How 2024 Measured Up
Like it fit the history laid out immediately above. While they didn’t do something as flamingly stupid as hire Hernan Losada, as they did going into the 2023 season, new and (I believe) still-current head coach Laurent Courtois couldn’t bring coherence and consistency to yet another grab-bag roster. Not even a rebound season(?) from striker Josef Martinez could lift their offense to the league average (48 v 53.5), despite a supporting cast that looked reasonable (e.g., Kwadwo Opoku, Bryce Duke, and the ever-present Lappalainen), provided you squint hard enough when you look at it. That didn’t hurt them nearly as much as a defense that wasn’t just the fifth-worst defense in MLS, but one prone to repeat, catastrophic collapses – see the nine occasions Montreal gave up three goals or more, particularly the six of those that came in the first 20 games on the season. To their very real credit, Montreal clawed their way out of the hole, got their collective shit together and put together a string of results down the stretch. They went 5-1-1 over their last seven games, with two to three against good teams, and came out with as the top seed in the wild card play-in. They fell short against an Atlanta team with some giant-killing in their future (eat it, Messiami!), but that’s not bad for a recovery.

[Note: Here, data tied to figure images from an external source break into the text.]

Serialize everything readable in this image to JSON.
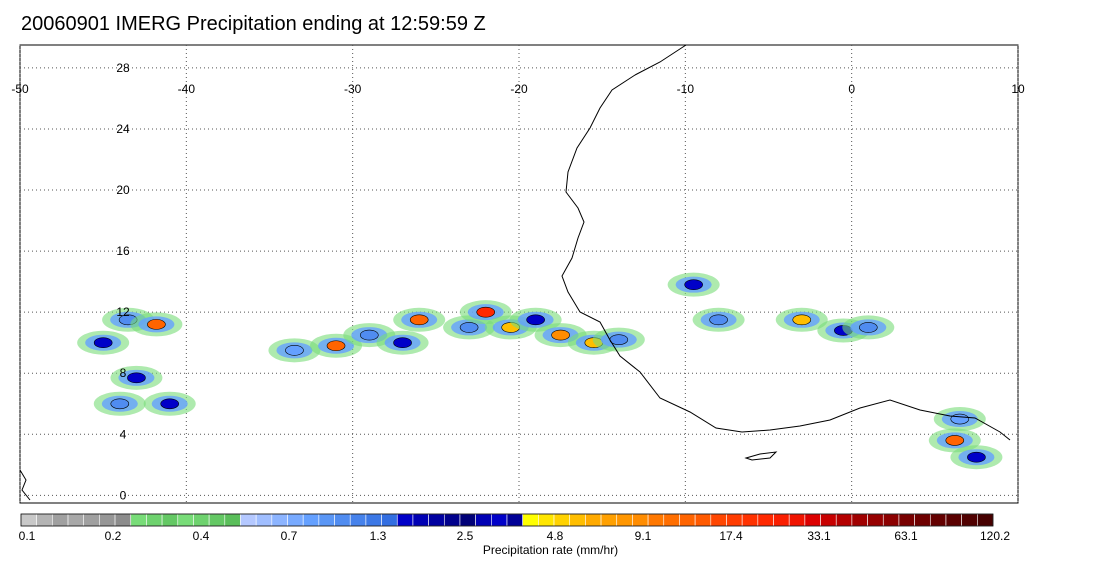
{
  "title": "20060901 IMERG Precipitation ending at 12:59:59 Z",
  "map": {
    "lon_labels": [
      "-50",
      "-40",
      "-30",
      "-20",
      "-10",
      "0",
      "10"
    ],
    "lat_labels": [
      "28",
      "24",
      "20",
      "16",
      "12",
      "8",
      "4",
      "0"
    ],
    "lon_range": [
      -50,
      10
    ],
    "lat_range": [
      -0.5,
      29.5
    ],
    "grid": "dotted",
    "coastline_color": "#000000"
  },
  "colorbar": {
    "label": "Precipitation rate (mm/hr)",
    "tick_labels": [
      "0.1",
      "0.2",
      "0.4",
      "0.7",
      "1.3",
      "2.5",
      "4.8",
      "9.1",
      "17.4",
      "33.1",
      "63.1",
      "120.2"
    ],
    "colors": [
      "#c8c8c8",
      "#b4b4b4",
      "#a0a0a0",
      "#a8a8a8",
      "#a0a0a0",
      "#969696",
      "#8c8c8c",
      "#78dc78",
      "#6ed26e",
      "#64c864",
      "#78dc78",
      "#6ed26e",
      "#64c864",
      "#5abe5a",
      "#b4c8ff",
      "#a0beff",
      "#8cb4ff",
      "#78aaff",
      "#64a0ff",
      "#5a96f5",
      "#508cf0",
      "#4682eb",
      "#3c78e6",
      "#326ee1",
      "#0000c8",
      "#0000b4",
      "#0000a0",
      "#00008c",
      "#000078",
      "#0000b4",
      "#0000c8",
      "#000096",
      "#ffff00",
      "#ffe600",
      "#ffd200",
      "#ffbe00",
      "#ffaa00",
      "#ffa000",
      "#ff9600",
      "#ff8c00",
      "#ff7800",
      "#ff6e00",
      "#ff6400",
      "#ff5a00",
      "#ff4600",
      "#ff3c00",
      "#ff3200",
      "#ff2800",
      "#fa1e00",
      "#f01400",
      "#dc0000",
      "#c80000",
      "#b40000",
      "#a00000",
      "#960000",
      "#8c0000",
      "#780000",
      "#6e0000",
      "#640000",
      "#5a0000",
      "#500000",
      "#460000"
    ]
  },
  "precip_cells": [
    {
      "lon": -43.5,
      "lat": 11.5,
      "color": "#508cf0"
    },
    {
      "lon": -41.8,
      "lat": 11.2,
      "color": "#ff6400"
    },
    {
      "lon": -45.0,
      "lat": 10.0,
      "color": "#0000c8"
    },
    {
      "lon": -43.0,
      "lat": 7.7,
      "color": "#0000c8"
    },
    {
      "lon": -44.0,
      "lat": 6.0,
      "color": "#508cf0"
    },
    {
      "lon": -41.0,
      "lat": 6.0,
      "color": "#0000c8"
    },
    {
      "lon": -33.5,
      "lat": 9.5,
      "color": "#64a0ff"
    },
    {
      "lon": -31.0,
      "lat": 9.8,
      "color": "#ff6400"
    },
    {
      "lon": -29.0,
      "lat": 10.5,
      "color": "#508cf0"
    },
    {
      "lon": -26.0,
      "lat": 11.5,
      "color": "#ff6400"
    },
    {
      "lon": -27.0,
      "lat": 10.0,
      "color": "#0000c8"
    },
    {
      "lon": -23.0,
      "lat": 11.0,
      "color": "#508cf0"
    },
    {
      "lon": -22.0,
      "lat": 12.0,
      "color": "#ff2800"
    },
    {
      "lon": -20.5,
      "lat": 11.0,
      "color": "#ffbe00"
    },
    {
      "lon": -19.0,
      "lat": 11.5,
      "color": "#0000c8"
    },
    {
      "lon": -17.5,
      "lat": 10.5,
      "color": "#ff8c00"
    },
    {
      "lon": -15.5,
      "lat": 10.0,
      "color": "#ffbe00"
    },
    {
      "lon": -14.0,
      "lat": 10.2,
      "color": "#508cf0"
    },
    {
      "lon": -9.5,
      "lat": 13.8,
      "color": "#0000c8"
    },
    {
      "lon": -8.0,
      "lat": 11.5,
      "color": "#508cf0"
    },
    {
      "lon": -3.0,
      "lat": 11.5,
      "color": "#ffbe00"
    },
    {
      "lon": -0.5,
      "lat": 10.8,
      "color": "#0000c8"
    },
    {
      "lon": 1.0,
      "lat": 11.0,
      "color": "#508cf0"
    },
    {
      "lon": 6.2,
      "lat": 3.6,
      "color": "#ff6400"
    },
    {
      "lon": 7.5,
      "lat": 2.5,
      "color": "#0000c8"
    },
    {
      "lon": 6.5,
      "lat": 5.0,
      "color": "#64a0ff"
    }
  ]
}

Questions for Their 2025 Season
As befits a team that, when one puts it all together, still fell well short (8th place is never great), Montreal cut a lot of losses at the end of the 2024 season. The ever-present Lappalainen no longer is, they moved on from Wanyama and Martinez and cut short the injury-addled tenure of Uruguayan forward Matias Coccaro. The moves they’ve made since range from sensible – e.g., Fabian Herbers (signed as a free agent from Chicago) will bust his ass, at a minimum, and trading the Galaxy for a decently-high-upside defender like Jalen Neal makes enough sense – to the baffling – e.g., what did Giacomo Vrioni do for the Revolution that any team would want him to do for theirs? The sum of that doesn’t point to anything too promising, never mind a repeat of the 2014-2015 turnaround/miracle, but there’s some off-season to go yet, so, against most odds and the weight of history…maybe there’s a plan?